Het keer­vers

Een keervers is een herhaald deel in een lied. Zo is er een keervers in het Hooglied.

Hooglied 2:7
Ik bezweer u, dochters van Jeruzalem, bij de gazellen of bij de hinden des velds: wekt de liefde niet op en prikkelt haar niet, voordat het haar behaagt.
Hooglied 3:5
Ik bezweer u, dochters van Jeruzalem, bij de gazellen of bij de hinden des velds, wekt de liefde niet op en prikkelt haar niet, voordat het haar behaagt.
Hooglied 8:4
Ik bezweer u, dochters van Jeruzalem, waarom wilt gij de liefde opwekken en prikkelen, voordat het haar behaagt?
(Hier is tegelijk sprake van een climax of versterking: blijkbaar luisteren de dochters van Jeruzalem niet naar haar goede raad.)

David kent een climax van stijgend godsvertrouwen.

Psalmen 62:2-3
Waarlijk, mijn ziel keert zich stil tot God, van Hem is mijn heil; waarlijk, Hij is mijn rots en mijn heil, mijn burcht, ik zal niet te zeer wankelen.
Psalmen 62:6-7
Waarlijk, mijn ziel, keer u stil tot God, want van Hem is mijn verwachting; waarlijk, Hij is mijn rots en mijn heil, mijn burcht, ik zal niet wankelen.

Een keervers als vaste afsluiting van een groter geheel (het couplet) heet een refrein.

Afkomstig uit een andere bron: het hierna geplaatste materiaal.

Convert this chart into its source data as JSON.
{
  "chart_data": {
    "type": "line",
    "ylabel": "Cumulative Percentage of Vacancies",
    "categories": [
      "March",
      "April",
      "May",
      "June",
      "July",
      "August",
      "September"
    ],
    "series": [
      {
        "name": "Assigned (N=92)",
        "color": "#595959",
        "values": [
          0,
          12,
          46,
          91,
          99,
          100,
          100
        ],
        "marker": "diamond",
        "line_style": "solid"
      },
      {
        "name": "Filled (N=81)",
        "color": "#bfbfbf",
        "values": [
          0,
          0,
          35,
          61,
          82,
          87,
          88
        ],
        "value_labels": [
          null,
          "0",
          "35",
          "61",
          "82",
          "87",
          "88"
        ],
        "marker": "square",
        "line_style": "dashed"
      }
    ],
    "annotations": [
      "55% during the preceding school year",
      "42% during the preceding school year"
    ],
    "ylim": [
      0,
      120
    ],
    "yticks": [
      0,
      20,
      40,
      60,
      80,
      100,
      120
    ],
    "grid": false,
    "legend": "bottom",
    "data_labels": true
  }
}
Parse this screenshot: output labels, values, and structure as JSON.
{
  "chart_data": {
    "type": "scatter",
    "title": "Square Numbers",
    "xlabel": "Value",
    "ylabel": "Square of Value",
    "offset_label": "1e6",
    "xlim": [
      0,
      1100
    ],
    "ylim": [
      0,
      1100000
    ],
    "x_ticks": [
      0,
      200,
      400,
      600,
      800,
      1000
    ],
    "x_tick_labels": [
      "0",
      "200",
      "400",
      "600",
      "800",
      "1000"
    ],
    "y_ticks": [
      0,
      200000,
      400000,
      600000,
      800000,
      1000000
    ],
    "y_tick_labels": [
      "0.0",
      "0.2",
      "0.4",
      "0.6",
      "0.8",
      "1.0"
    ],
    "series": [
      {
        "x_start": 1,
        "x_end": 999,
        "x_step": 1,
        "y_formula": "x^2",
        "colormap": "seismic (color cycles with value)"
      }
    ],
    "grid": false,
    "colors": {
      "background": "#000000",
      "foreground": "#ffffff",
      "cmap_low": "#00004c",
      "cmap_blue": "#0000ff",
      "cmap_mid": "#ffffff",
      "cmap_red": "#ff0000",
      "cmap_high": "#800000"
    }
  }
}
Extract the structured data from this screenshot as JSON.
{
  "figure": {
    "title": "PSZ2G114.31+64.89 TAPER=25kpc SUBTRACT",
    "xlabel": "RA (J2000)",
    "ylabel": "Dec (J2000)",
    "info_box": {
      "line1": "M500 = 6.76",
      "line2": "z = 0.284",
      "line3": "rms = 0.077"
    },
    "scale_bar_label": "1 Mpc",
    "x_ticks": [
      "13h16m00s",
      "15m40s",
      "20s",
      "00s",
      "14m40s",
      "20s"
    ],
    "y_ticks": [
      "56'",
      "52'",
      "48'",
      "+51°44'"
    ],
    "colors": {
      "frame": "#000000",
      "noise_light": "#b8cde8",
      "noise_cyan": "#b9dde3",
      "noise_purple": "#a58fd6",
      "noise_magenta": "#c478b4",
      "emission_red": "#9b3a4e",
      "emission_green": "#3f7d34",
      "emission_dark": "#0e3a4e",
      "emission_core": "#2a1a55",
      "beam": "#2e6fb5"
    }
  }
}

Zo'n refrein staat in de — ten onrechte opgebroken — Psalm 42-43.

Psalmen 42:6
Wat buigt gij u neder, o mijn ziel, en zijt gij onrustig in mij? Hoop op God, want ik zal Hem nog loven, mijn Verlosser en mijn God!
Psalmen 42:12
Wat buigt gij u neder, o mijn ziel, en wat zijt gij onrustig in mij? Hoop op God, want ik zal Hem nog loven, mijn Verlosser en mijn God!
Psalmen 43:5
Wat buigt gij u neder, o mijn ziel, en wat zijt gij onrustig in mij? Hoop op God, want ik zal Hem nog loven, mijn Verlosser en mijn God!

Psalm 107 kent een keervers met vrije variatie — na een vaste aanhef is het einde steeds anders. (Let ook op de vaste couplet aanhef „Er waren” in Psalmen 107:4, Psalmen 107:10, Psalmen 107:17 en Psalmen 107:23.)

Psalmen 107:8-9
Dat zij de Here loven om zijn goedertierenheid en om zijn wonderen aan de mensenkinderen, omdat Hij de dorstende ziel heeft gelaafd en de hongerende ziel met het goede vervuld.
Psalmen 107:15-16
Dat zij de Here loven om zijn goedertierenheid en om zijn wonderen aan de mensenkinderen, omdat Hij koperen deuren heeft verbroken en ijzeren grendels verbrijzeld.
Psalmen 107:21-22
Dat zij de Here loven om zijn goedertierenheid en om zijn wonderen aan de mensenkinderen; dat zij lofoffers offeren en zijn werken met gejubel vertellen.
Psalmen 107:31-32
Dat zij de Here loven om zijn goedertierenheid en om zijn wonderen aan de mensenkinderen; dat zij Hem verhogen in de gemeente des volks, en Hem loven in de raad der oudsten.

Een lied waarin op ieder vers een keervers ten antwoord wordt gezongen vers heet een beurt­zang. Een voorbeeld hiervan is het keervers op de goedertierenheid in Psalm 136. Uitleg over hoe er gezongen werd vinden we in het lied van Mozes en Miriam.

Exodus 15:20-21
Toen nam Mirjam, de profetes, de zuster van Aaron, de tamboerijn in haar hand, en alle vrouwen gingen achter haar aan met tamboerijnen en in reidansen. En Mirjam zong hun ten antwoord: Zingt de Here, want Hij is hoog verheven; het paard en zijn ruiter stortte Hij in de zee.

Hier is waarschijnlijk bedoeld: na ieder vers van Mozes antwoordden de vrouwen gezamelijk met het gegeven vers.